Il manque actuellement quelque 150 dons du sang par semaine dans le canton de Berne, estime cette institution rattachée à la Croix-Rouge Suisse (CRS). Elle rappelle qu'il n'y a pas d'exigence de certificat sanitaire pour les collectes de sang. Pour les personnes vaccinées, la période d'attente après l'injection d'une dose est de 48 heures en l'absence de symptômes.

14h15

Elèves neuchâtelois privés de camps de ski

Le Conseil d’État neuchâtelois a décidé d’interdire les camps de ski jusqu’au 4 février pour les élèves des écoles publiques. Pour les camps prévus au-delà de cette date, la situation sera réévaluée le 24 janvier, en fonction de la situation épidémiologique.

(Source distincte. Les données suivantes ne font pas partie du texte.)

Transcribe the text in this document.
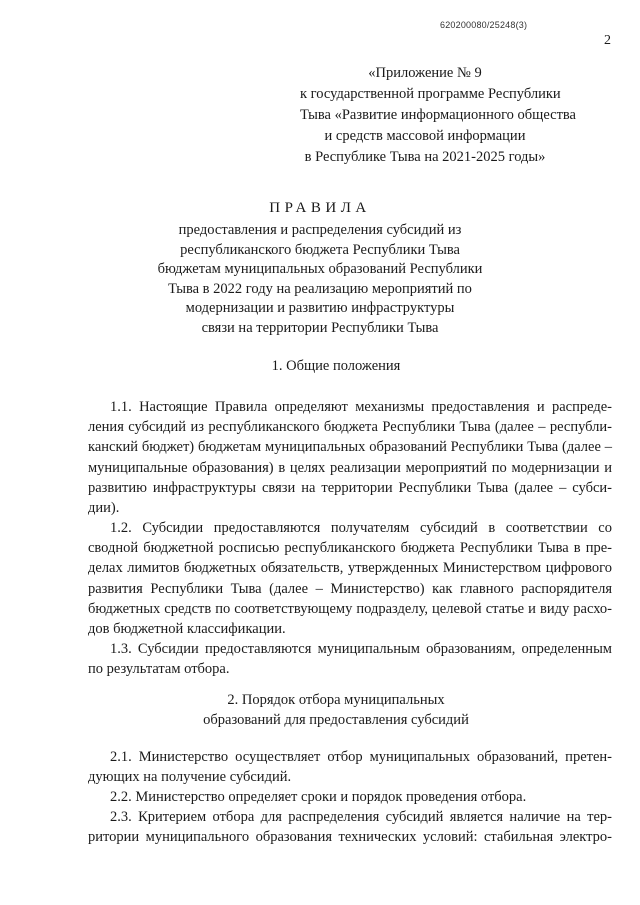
620200080/25248(3)
2
«Приложение № 9
к государственной программе Республики
Тыва «Развитие информационного общества
и средств массовой информации
в Республике Тыва на 2021-2025 годы»
ПРАВИЛА
предоставления и распределения субсидий из
республиканского бюджета Республики Тыва
бюджетам муниципальных образований Республики
Тыва в 2022 году на реализацию мероприятий по
модернизации и развитию инфраструктуры
связи на территории Республики Тыва
1. Общие положения
1.1. Настоящие Правила определяют механизмы предоставления и распреде-
ления субсидий из республиканского бюджета Республики Тыва (далее – республи-
канский бюджет) бюджетам муниципальных образований Республики Тыва (далее –
муниципальные образования) в целях реализации мероприятий по модернизации и
развитию инфраструктуры связи на территории Республики Тыва (далее – субси-
дии).
1.2. Субсидии предоставляются получателям субсидий в соответствии со
сводной бюджетной росписью республиканского бюджета Республики Тыва в пре-
делах лимитов бюджетных обязательств, утвержденных Министерством цифрового
развития Республики Тыва (далее – Министерство) как главного распорядителя
бюджетных средств по соответствующему подразделу, целевой статье и виду расхо-
дов бюджетной классификации.
1.3. Субсидии предоставляются муниципальным образованиям, определенным
по результатам отбора.
2. Порядок отбора муниципальных
образований для предоставления субсидий
2.1. Министерство осуществляет отбор муниципальных образований, претен-
дующих на получение субсидий.
2.2. Министерство определяет сроки и порядок проведения отбора.
2.3. Критерием отбора для распределения субсидий является наличие на тер-
ритории муниципального образования технических условий: стабильная электро-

"L’évolution de la situation sanitaire ne permet pas d’envisager pour l’heure des départs sereins en camps de ski", a indiqué le Conseil d'Etat lundi. Outre les questions liées à la circulation du virus et à l’organisation des tests, les absences liées aux quarantaines ou isolements d’enseignants et d’accompagnants créent des incertitudes trop importantes à ce jour pour garantir un encadrement suffisant des élèves, a-t-il estimé.

14h05

Le masque FFP2 obligatoire à l'armée

L'armée suisse oblige désormais ses membres et collaborateurs, depuis début janvier, à porter un masque FFP2 dans les espaces clos. Cette protection est jugée plus efficace que celle offerte par les masques chirurgicaux par exemple.

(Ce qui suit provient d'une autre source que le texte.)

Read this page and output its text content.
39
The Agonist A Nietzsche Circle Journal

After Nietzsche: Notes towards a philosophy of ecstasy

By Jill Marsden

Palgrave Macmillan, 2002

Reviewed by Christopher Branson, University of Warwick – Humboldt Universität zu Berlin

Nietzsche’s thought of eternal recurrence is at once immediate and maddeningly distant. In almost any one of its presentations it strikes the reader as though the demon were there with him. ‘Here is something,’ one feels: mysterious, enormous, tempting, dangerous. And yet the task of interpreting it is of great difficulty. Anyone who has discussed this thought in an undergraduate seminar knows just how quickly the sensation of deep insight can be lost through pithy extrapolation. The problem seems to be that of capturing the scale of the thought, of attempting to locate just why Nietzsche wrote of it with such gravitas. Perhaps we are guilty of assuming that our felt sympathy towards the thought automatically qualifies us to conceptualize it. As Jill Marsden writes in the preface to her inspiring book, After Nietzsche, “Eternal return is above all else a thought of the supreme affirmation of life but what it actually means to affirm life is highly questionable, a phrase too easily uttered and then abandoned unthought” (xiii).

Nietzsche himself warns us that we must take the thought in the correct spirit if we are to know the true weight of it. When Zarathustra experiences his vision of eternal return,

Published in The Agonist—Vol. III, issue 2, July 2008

L'obligation du port du FFP2 concerne les membres de l'armée ainsi que les employés du Groupement de la Défense, pour autant qu'ils ne soient pas en télétravail. Elle a été imposée par le médecin en chef, le divisionnaire Andreas Stettbacher, en raison de la forte contagiosité du variant Omicron du coronavirus, a confirmé un porte-parole de l'armée, suite à une information de CH-Media.

De plus en plus de personnes optent pour un masque FFP2, plus sûr. [Christian Beutler - Keystone]De plus en plus de personnes optent pour un masque FFP2, plus sûr. [Christian Beutler - Keystone]

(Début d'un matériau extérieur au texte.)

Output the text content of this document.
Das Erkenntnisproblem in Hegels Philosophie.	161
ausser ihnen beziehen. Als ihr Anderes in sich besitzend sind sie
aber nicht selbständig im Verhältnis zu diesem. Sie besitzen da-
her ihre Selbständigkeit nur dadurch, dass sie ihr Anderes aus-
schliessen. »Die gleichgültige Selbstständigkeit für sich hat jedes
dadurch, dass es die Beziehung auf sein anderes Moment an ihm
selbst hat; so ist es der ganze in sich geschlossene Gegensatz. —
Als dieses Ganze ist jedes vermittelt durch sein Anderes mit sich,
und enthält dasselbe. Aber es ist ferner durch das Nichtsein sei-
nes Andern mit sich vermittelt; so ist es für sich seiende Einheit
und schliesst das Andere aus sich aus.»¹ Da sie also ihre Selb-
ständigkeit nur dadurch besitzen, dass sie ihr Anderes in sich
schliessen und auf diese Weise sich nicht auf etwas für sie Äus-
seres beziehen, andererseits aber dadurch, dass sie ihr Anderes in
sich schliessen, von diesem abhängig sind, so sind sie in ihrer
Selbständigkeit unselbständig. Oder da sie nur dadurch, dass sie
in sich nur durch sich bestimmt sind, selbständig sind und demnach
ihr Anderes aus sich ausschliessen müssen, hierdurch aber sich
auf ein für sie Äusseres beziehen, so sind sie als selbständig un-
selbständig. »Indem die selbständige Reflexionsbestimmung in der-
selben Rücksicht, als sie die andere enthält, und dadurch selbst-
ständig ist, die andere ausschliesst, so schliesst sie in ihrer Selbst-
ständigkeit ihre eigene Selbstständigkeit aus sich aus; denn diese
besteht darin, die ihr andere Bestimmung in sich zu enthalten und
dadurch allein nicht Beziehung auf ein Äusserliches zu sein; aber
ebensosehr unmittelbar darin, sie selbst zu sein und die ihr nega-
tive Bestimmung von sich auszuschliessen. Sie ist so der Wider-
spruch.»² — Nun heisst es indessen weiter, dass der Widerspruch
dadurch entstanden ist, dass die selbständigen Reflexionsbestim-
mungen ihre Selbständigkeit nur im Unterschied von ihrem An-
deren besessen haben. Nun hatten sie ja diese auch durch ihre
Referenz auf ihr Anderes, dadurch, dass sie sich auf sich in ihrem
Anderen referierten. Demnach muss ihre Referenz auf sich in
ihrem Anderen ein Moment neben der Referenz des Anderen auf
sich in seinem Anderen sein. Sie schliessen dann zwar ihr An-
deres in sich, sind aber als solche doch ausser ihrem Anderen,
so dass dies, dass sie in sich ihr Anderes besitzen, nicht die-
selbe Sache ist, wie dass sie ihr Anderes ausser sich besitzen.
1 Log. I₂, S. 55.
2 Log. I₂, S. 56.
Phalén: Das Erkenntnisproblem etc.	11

La mesure concerne d'abord les lieux fermés mais vaut aussi à l'extérieur si un écart de deux mètres au moins ne peut pas être respecté entre les personnes.

Avec cette obligation, l'armée va plus loin que l'Office fédéral de la santé publique, qui a exprimé des réserves récemment en estimant que les FFP2, s'ils étaient mal portés, pouvaient perdre beaucoup en efficacité.

L'armée justifie ses mesures par le fait qu'en son sein, les hommes travaillent souvent proches les uns des autres.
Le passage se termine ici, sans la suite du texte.